Ed, you're such a troll. I considered not publishing your comment, because it's clearly thread-jacking, but I thought I'd give it one answer: I know and have known all these years all about the Texas law you are talking about. Pro-lifers have also been working to change it. It applies only in Texas (in case you didn't notice); what you doubtless don't want to know is that, misguided though it was, it was originally itself a reform of a hospital practice of giving people even less notice before cutting off their care. And as Wesley J. Smith points out, single-payer (for which we now have the Democrats' word that Obamacare is a "platform") is the straight road to rationing.

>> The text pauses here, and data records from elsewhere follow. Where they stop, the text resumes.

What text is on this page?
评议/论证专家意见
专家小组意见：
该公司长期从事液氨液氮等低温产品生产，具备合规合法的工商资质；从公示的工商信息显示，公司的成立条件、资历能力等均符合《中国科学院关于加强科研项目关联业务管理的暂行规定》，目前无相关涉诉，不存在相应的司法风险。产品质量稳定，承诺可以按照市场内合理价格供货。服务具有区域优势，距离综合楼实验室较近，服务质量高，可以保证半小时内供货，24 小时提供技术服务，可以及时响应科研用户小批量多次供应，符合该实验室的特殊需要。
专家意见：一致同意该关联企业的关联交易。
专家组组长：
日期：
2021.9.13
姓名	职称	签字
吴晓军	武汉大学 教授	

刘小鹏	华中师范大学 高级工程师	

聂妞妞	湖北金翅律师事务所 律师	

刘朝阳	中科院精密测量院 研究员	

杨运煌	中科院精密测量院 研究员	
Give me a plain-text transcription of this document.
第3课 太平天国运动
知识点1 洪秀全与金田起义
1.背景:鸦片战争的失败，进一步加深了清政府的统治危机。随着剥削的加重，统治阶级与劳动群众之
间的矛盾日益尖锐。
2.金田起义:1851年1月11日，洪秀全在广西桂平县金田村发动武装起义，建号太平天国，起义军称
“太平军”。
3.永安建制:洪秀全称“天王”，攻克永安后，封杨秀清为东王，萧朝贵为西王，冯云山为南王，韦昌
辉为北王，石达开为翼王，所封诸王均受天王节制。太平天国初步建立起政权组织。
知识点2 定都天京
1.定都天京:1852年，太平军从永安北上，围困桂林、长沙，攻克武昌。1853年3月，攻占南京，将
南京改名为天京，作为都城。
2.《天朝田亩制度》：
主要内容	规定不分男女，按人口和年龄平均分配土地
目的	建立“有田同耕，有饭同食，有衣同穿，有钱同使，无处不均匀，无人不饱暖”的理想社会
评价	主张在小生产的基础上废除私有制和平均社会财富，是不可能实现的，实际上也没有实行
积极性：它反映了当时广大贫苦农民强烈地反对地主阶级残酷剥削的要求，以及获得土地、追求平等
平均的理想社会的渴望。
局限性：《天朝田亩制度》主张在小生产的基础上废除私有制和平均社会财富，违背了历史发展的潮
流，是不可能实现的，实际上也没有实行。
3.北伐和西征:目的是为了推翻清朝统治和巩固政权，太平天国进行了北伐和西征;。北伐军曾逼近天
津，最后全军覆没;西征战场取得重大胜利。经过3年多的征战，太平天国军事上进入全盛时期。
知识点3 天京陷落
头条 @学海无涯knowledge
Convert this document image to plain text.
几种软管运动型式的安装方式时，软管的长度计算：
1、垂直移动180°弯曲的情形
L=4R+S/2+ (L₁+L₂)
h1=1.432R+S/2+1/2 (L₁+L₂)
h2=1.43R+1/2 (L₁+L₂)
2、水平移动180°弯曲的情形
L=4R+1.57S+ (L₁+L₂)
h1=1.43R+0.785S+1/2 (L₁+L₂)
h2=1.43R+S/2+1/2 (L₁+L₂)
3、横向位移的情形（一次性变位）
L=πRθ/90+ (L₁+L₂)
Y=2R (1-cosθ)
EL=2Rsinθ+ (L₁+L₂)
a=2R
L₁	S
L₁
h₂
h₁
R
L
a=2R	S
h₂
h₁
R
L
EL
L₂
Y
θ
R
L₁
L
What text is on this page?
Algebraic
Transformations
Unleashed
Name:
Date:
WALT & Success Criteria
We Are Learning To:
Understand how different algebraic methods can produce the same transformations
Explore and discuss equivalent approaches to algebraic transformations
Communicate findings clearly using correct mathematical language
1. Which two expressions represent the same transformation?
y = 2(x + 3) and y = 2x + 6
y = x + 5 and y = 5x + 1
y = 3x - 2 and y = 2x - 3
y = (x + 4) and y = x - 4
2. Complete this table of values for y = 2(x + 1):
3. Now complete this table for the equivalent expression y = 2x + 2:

And finally, all of this is a distraction from the basic nature of _food and water_ and with the way that the medical establishment treats them. The medical ethics here are the problem. It isn't the pro-life conservatives who have been teaching the ethical attitudes of the "guardian." It is at least somewhat significant that the same type of people who opposed this woman's attempted murder are the same people who opposed Terri Schiavo's actual murder and are not those conspicuous for their support of Obamacare. What a coincidence. Perhaps you should check with your local medical ethicist at your local hospital or philosophy department. Find out whether they a) support Obamacare, b) support Sloan's reasoning, if not actually her actions, in this case.

You may now bag it on your silly "it's all about the evil George Bush" nonsense.